Mas, no fim, deu certo. Acho que dentro das condições que eu tinha, consegui fazer um trabalho razoável. Sim, sei o que alguns podem pensar, a gente nunca acha que o próprio trabalho está muito bom, sempre tem algo para mudar. Mas é verdade e por isso digo que ficou razoável. O processo de avaliação da banca foi muito mais tranquilo do que esperei que fosse. Óbvio que as críticas vieram (e ainda bem que vieram). Se tivessem me aprovado sem nenhuma crítica, eu iria pensar que estavam sendo legais para ficarem livres de mim. Foram críticas responsáveis, necessárias, construtivas. Algumas coisas que vou usar para corrigir a dissertação em sua versão final, outras que vou guardar para pensar trabalhos futuros.
Escrevi duas páginas de agradecimentos na minha dissertação. Agradeci às pessoas que, às vezes, mesmo sem saber, foram importantes em todo esse processo. Muitas delas “apenas” por me fazerem dar boas risadas durante esse momento estressante e carregado de ansiedade. A vida acadêmica é uma vida solitária. É você com seu trabalho. Por isso as pessoas são tão importantes. Estar cercado delas, mesmo que elas não tenham nada a ver com o trabalho e não façam ideia do que você está estudando. Importante também é conversar com quem está na mesma situação, ou já passou por ela. A gente se dá conta de que todo esse processo, especialmente da escrita do trabalho final, é difícil para todo mundo.

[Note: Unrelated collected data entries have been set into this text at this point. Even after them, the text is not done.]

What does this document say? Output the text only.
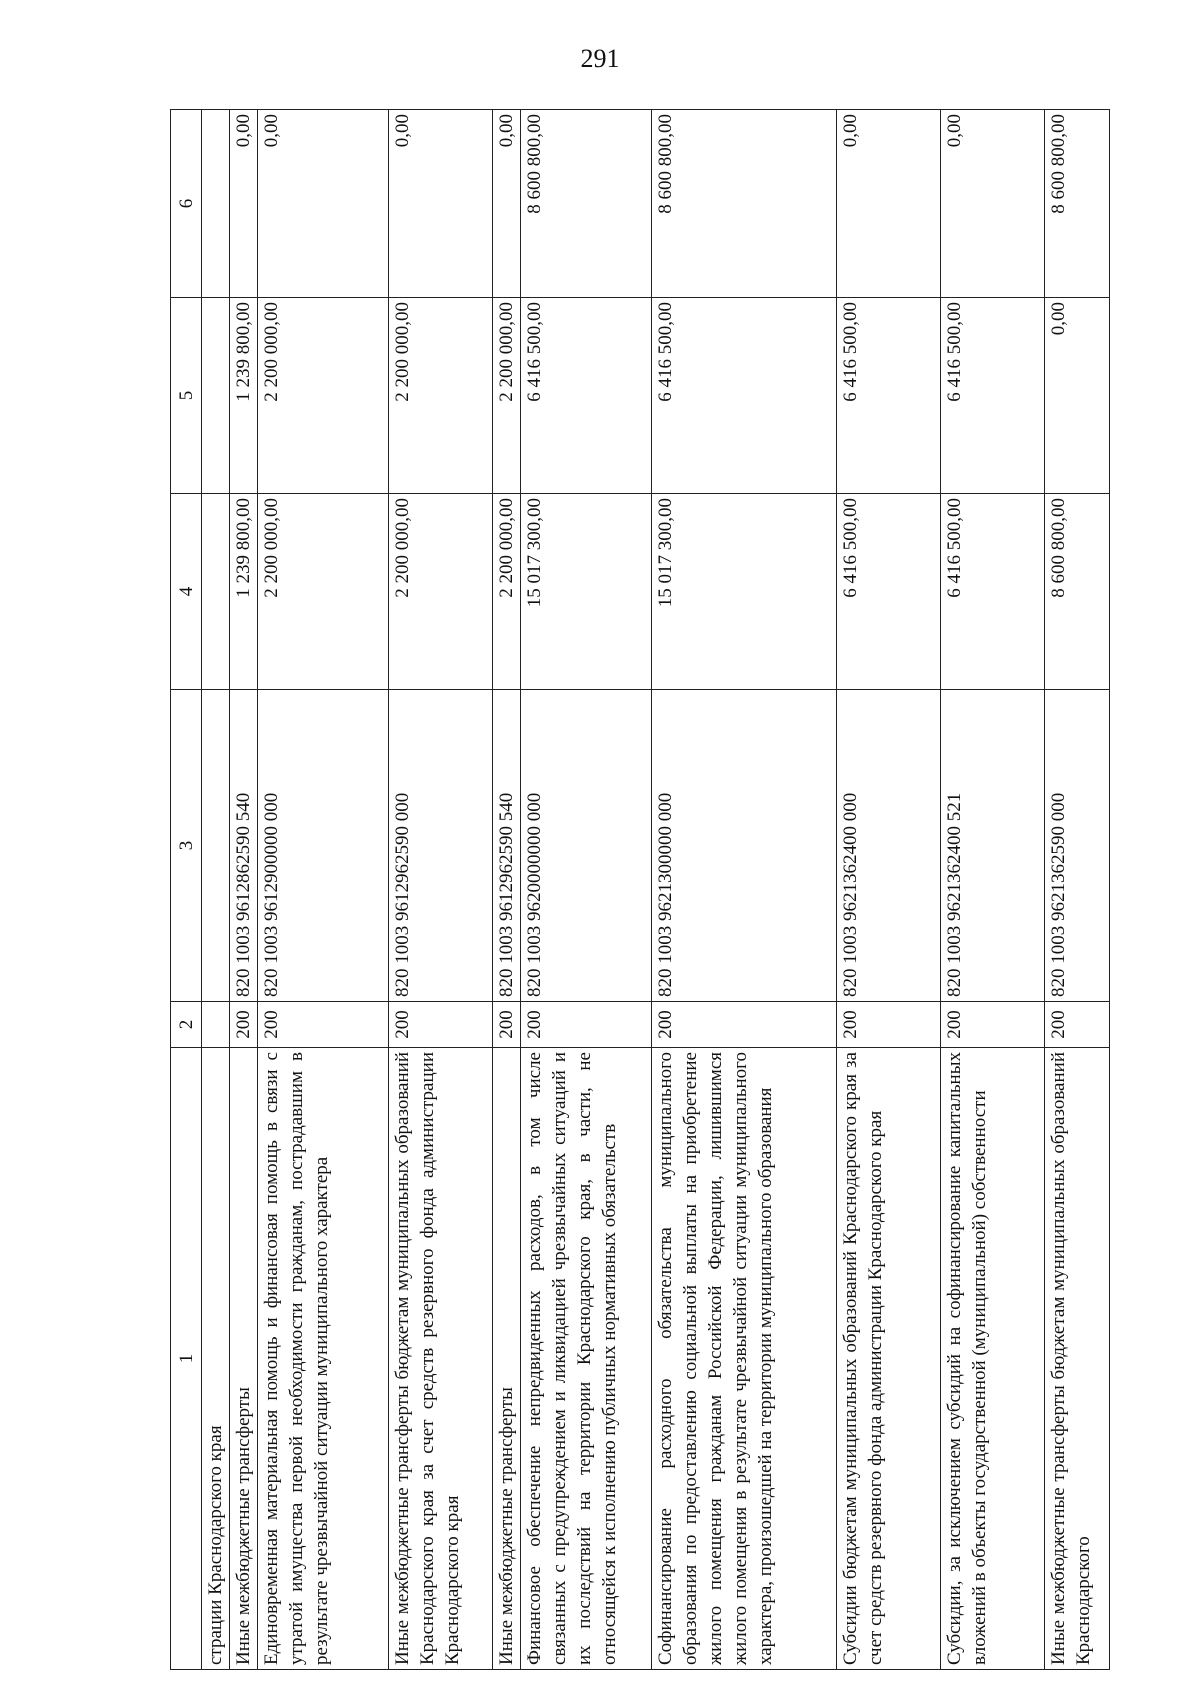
291
1	2	3	4	5	6
страции Краснодарского края					
Иные межбюджетные трансферты	200	820 1003 9612862590 540	1 239 800,00	1 239 800,00	0,00
Единовременная материальная помощь и финансовая помощь в связи с утратой имущества первой необходимости гражданам, пострадавшим в результате чрезвычайной ситуации муниципального характера	200	820 1003 9612900000 000	2 200 000,00	2 200 000,00	0,00
Иные межбюджетные трансферты бюджетам муниципальных образований Краснодарского края за счет средств резервного фонда администрации Краснодарского края	200	820 1003 9612962590 000	2 200 000,00	2 200 000,00	0,00
Иные межбюджетные трансферты	200	820 1003 9612962590 540	2 200 000,00	2 200 000,00	0,00
Финансовое обеспечение непредвиденных расходов, в том числе связанных с предупреждением и ликвидацией чрезвычайных ситуаций и их последствий на территории Краснодарского края, в части, не относящейся к исполнению публичных нормативных обязательств	200	820 1003 9620000000 000	15 017 300,00	6 416 500,00	8 600 800,00
Софинансирование расходного обязательства муниципального образования по предоставлению социальной выплаты на приобретение жилого помещения гражданам Российской Федерации, лишившимся жилого помещения в результате чрезвычайной ситуации муниципального характера, произошедшей на территории муниципального образования	200	820 1003 9621300000 000	15 017 300,00	6 416 500,00	8 600 800,00
Субсидии бюджетам муниципальных образований Краснодарского края за счет средств резервного фонда администрации Краснодарского края	200	820 1003 9621362400 000	6 416 500,00	6 416 500,00	0,00
Субсидии, за исключением субсидий на софинансирование капитальных вложений в объекты государственной (муниципальной) собственности	200	820 1003 9621362400 521	6 416 500,00	6 416 500,00	0,00
Иные межбюджетные трансферты бюджетам муниципальных образований Краснодарского	200	820 1003 9621362590 000	8 600 800,00	0,00	8 600 800,00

Um texto muito bom que li, já nos momentos críticos de finalização, foi um da Karina Kuschnir, “Carta a um jovem doutorando”, publicado no blog dela. Claro, eu estava um pouco longe da complexidade de uma pesquisa de doutorado, mas acho que o processo (doloroso) de escrita se dá mais ou menos da mesma forma para um trabalho de conclusão de curso, uma dissertação e uma tese. Ou, sei lá, qualquer outro processo de escrita que seja importante e, principalmente, que exija um prazo. Nesse texto da Karina, que recomendo muito a leitura (cliquem aí no link!), ela cita Norbert Elias, um dos intelectuais mais renomados dos últimos tempos. Nesse trecho ele fala justamente sobre sua dificuldade em escrever e tomo a liberdade de compartilhá-la aqui também. Assim como Karina, vou escrevê-la e deixar não só do lado do meu computador, mas espalhada pela casa, assim, me recordo que a dificuldade existe, mas passa.

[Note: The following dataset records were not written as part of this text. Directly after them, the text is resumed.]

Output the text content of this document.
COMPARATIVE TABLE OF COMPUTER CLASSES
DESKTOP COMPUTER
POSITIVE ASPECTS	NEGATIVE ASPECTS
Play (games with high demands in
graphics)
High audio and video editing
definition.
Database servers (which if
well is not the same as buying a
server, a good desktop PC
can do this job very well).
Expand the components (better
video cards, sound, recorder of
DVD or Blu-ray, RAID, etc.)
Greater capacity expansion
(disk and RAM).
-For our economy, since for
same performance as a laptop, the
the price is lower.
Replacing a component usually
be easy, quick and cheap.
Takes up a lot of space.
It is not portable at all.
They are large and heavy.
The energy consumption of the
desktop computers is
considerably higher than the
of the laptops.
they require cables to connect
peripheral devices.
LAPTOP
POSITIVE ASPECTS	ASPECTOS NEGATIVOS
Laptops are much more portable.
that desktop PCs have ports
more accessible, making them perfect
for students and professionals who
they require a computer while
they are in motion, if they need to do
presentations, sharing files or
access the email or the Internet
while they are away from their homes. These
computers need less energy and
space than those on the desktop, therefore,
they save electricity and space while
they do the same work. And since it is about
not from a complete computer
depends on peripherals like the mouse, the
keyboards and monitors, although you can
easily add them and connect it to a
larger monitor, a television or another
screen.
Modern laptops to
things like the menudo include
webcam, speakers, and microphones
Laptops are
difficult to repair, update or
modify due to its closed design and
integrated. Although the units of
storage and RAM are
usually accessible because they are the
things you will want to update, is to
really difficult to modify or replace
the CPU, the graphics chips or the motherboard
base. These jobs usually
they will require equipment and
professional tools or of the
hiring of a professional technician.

“No que diz respeito à pesquisa, dispunha apenas de minha tese de doutorado para provar minha capacidade. E ela representava um trabalho duro. Tinha confiança em minhas capacidades intelectuais, e ideias não me faltavam. Mas o imenso trabalho intelectual que minha tese exigiu me parecera dificílimo. Só bem mais tarde fui pouco a pouco compreendendo que noventa por cento dos jovens encontram dificuldade ao redigir seu primeiro trabalho importante de pesquisa; e, às vezes, acontece o mesmo com o segundo, o terceiro ou o décimo, quando se consegue chegar aí. Teria agradecido se alguém me dissesse isso na época. Evidentemente pensamos: ‘Sou o único a ter tais dificuldades para escrever uma tese (ou outra coisa); para todos os outros, isso se dá mais facilmente’. Mas ninguém disse nada. É por isso que digo isso aqui. Essas dificuldades são absolutamente normais.” (Norbert Elias Por Ele Mesmo)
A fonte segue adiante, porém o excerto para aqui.